William Bartram on Cherokee Dances
William Bartram
Travels and Other Writings
Library of America; 1996
William Bartram (1739-1823), artist, naturalist, “philosophical pilgrim”, traveled through Florida, Georgia, and the Carolinas in the years immediately preceding the American Revolution, describing the landscape, flora, fauna, and people of the region.
What a man - free of religious and racial bigotry, modestly courageous (he shows us there is such a thing), ever sensitive to beauty, kindness, and nobility, and desiring above all to live in peaceable harmony with all earthly creatures. He fights ravenous alligators bent on consuming him, meditates on the peaceful nature of the rattlesnake, and engages Muscogulges (Creeks and Seminoles), Chactaws, and Cherokees in civil discourse and remembers them with clear-eyed respect:
“The males of the Cherokees, Muscogulges, Siminoles, Chicasaws, Chactaws, and confederate tribes of the Creeks, are tall, erect, and moderately robust; their limbs well shaped, so as generally to form a perfect human figure; their features regular, and countenance open, dignified and placid; yet the forehead and brow so formed, as to strike you instantly with heroism and bravery; the eye rather small, yet active and full of fire; the iris always black, and the nose commonly inclining to the aquiline.
Their countenance and actions exhibit an air of magnanimity, superiority and independence.
Their complexion, of a reddish brown or copper colour; their hair long, lank, coarse, and black as a raven, and reflecting the like lustre at different exposures to the light.
The women of the Cherokees, are tall, slender, erect and of a delicate frame; their features formed with perfect symmetry, their countenance cheerful and friendly, and they move with a becoming grace and dignity.”
So many descriptions and stories. But for the purposes of this blog, two extended passages on dance may prove useful:
“This prologue being at an end, the musicians began, both vocal and instrumental; when presently a company of girls, hand in hand, dressed in clean white robes and ornamented with beads, bracelets and a profusion of gay ribbands, entering the door, immediately began to sing their responses in a gentle, low, and sweet voice, and formed themselves in a semicircular file or line, in two ranks, back to back, facing the spectators and musicians, moving slowly round and round. This continued about a quarter of an hour, when we were surprised by a sudden very loud and shrill whoop, uttered at once by a company of young fellows, who came in briskly after one another, with rackets or hurls in one hand. These champions likewise were well dressed, painted, and ornamented with silver bracelets, gorgets and wampum, neatly ornamented with moccasins and high waving plumes in their diadems: they immediately formed themselves in a semicircular rank also, in front of the girls, when these changed their order, and formed a single rank parallel to the men, raising their voices in responses to the tunes of the young champions, the semicircles continually moving round. There was something singular and diverting in their step and motions, and I imagine not to be learned to exactness but with great attention and perseverance. The step, if it can be so termed, was performed in the following manner; first, the motion began at one end of the semicircle, gently rising up and down upon their toes and heels alternately, when the first was up on tip-toe, the next began to raise the heel, and by the time the first rested again on the heel, the second was on tip toe, thus from one end of the rank to the other, so that some were always up and some down, alternately and regularly, without the least baulk or confusion; and they at the same time, and in the same motion, moved on obliquely or sideways, so that the circle performed a double or complex motion in its progression, and at stated times exhibited a grand or universal movement, instantly and unexpectedly to the spectators, by each rank turning to right and left, taking each others places: the movements were managed with inconceivable alertness and address, and accompanied with an instantaneous and universal elevation of the voice, and shrill short whoop.”

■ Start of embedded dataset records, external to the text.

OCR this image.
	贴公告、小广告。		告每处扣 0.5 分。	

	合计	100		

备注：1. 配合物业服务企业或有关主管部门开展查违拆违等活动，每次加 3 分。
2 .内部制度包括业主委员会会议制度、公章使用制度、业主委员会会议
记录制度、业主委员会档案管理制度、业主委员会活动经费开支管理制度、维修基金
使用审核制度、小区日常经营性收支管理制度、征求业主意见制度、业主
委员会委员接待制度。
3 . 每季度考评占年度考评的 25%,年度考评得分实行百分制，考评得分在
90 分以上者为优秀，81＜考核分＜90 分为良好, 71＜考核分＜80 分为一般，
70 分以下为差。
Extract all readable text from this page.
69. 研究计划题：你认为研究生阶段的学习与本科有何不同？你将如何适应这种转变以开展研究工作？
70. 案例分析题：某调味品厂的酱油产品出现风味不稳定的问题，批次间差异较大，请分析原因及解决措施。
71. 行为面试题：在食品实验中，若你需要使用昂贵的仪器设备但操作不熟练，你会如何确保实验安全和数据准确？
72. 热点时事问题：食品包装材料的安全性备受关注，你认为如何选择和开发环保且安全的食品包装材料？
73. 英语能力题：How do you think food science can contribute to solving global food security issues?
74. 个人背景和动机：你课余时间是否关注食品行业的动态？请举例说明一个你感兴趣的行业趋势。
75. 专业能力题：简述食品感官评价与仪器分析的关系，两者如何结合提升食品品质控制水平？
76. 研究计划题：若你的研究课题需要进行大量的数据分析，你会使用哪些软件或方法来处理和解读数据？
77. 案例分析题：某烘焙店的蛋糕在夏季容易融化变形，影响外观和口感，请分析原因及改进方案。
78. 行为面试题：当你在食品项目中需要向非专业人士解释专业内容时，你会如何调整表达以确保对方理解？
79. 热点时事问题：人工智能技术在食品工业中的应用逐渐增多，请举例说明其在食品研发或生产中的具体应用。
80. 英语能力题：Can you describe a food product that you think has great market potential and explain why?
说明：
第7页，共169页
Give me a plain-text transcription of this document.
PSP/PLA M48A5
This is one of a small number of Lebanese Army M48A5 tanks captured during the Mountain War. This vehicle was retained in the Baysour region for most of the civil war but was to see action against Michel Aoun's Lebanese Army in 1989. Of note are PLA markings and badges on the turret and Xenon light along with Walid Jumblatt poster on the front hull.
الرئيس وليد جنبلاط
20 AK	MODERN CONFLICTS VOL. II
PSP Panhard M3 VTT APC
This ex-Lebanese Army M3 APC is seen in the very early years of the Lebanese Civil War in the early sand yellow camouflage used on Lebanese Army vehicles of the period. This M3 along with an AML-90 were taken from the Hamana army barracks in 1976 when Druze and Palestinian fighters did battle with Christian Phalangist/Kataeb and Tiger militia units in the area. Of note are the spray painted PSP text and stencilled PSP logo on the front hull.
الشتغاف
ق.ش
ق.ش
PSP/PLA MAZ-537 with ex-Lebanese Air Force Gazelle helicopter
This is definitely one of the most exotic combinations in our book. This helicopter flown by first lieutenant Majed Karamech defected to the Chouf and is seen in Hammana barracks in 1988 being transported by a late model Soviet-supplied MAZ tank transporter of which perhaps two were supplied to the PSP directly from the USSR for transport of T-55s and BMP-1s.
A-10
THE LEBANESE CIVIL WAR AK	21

“Their music, vocal and instrumental, united, keeps exact time with the performers or dancers.
They have an endless variety of steps, but the most common, and that which I term the most civil, and indeed the most admired and practised among themselves, is a slow shuffling alternate step; both feet move forward one after the other, first the right foot foremost, and next the left, moving one after the other, in opposite circles, i.e., first a circle of young men, and within, a circle of young women, moving together opposite ways, the men with the course of the sun, and the females contrary to it; the men strke their arm with the open hand, and the girls clap hands, and raise their shrill sweet voices, answering an elevated shout of the men at stated times of termination of the stanzas; and the girls perform an interlude or chorus separately.”
Too bad there weren’t more like William Bartram. But perhaps we still have time to learn.